Panelist Tasneem Nipplewala, vice president of information security at Boston's Eastern Bank, said cloud computing security threats are best faced when IT and cybersecurity teams work not in isolation, but alongside the business. When they do that, they can ask important questions about the data that's moving to the cloud.

"Try to understand, OK, if this data is something really important, I'm going to add a lot of controls to it versus if it's going to be publicly available marketing brochures or materials, I don't need to put in so many layers of controls," Nipplewala said.

Getting the entire organization involved is important in creating a "culture of cybersecurity," Hayes said.
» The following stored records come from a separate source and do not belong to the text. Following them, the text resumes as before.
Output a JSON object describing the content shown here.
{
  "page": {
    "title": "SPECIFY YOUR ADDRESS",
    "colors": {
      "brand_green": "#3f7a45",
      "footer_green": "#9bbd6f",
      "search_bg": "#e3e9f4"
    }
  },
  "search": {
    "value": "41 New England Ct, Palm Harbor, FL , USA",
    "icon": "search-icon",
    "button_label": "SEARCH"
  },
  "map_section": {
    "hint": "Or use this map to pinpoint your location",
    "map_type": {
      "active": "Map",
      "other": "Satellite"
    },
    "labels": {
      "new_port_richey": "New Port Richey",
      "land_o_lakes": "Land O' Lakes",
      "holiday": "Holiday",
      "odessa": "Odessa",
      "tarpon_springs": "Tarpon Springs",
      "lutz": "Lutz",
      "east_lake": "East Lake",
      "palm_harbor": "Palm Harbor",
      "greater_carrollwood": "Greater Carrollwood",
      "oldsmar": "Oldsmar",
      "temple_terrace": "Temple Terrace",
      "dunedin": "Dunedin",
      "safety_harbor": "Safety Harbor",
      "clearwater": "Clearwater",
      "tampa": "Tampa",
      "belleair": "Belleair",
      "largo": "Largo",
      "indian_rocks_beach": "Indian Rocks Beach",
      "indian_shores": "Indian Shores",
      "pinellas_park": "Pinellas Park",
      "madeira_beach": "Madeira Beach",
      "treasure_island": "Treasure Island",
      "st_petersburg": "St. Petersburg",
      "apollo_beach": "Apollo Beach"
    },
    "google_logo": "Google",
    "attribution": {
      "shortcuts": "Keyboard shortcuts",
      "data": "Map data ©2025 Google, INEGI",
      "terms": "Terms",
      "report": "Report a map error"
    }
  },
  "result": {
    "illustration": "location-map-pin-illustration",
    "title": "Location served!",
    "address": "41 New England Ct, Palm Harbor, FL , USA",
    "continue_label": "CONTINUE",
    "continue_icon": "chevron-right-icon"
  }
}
The idea, gaining traction over the past few years, is security shouldn't be the province of IT alone.

"But rather that IT is creating education and empowering the end users, who have more visibility than IT will ever have into how things are actually working in the environment," he said. "And how we empower them to report issues, how we empower them to take action, how we empower them to make really smart decisions and help safeguard our information."

Whenever an organization contemplates cloud, though -- whether a SaaS application or a cloud infrastructure service -- the important thing is to have a mature strategy for properly handling all of the complexity the cloud involves, said panelist Alina Aronova, vice president of technology operations at Cengage, an educational publishing and services company in Boston.

"It's not just, 'It's a wonderful solution,'" Aronova said. "It adds another layer of complexity that has to be fully thought out as part of going into the cloud, not as an afterthought."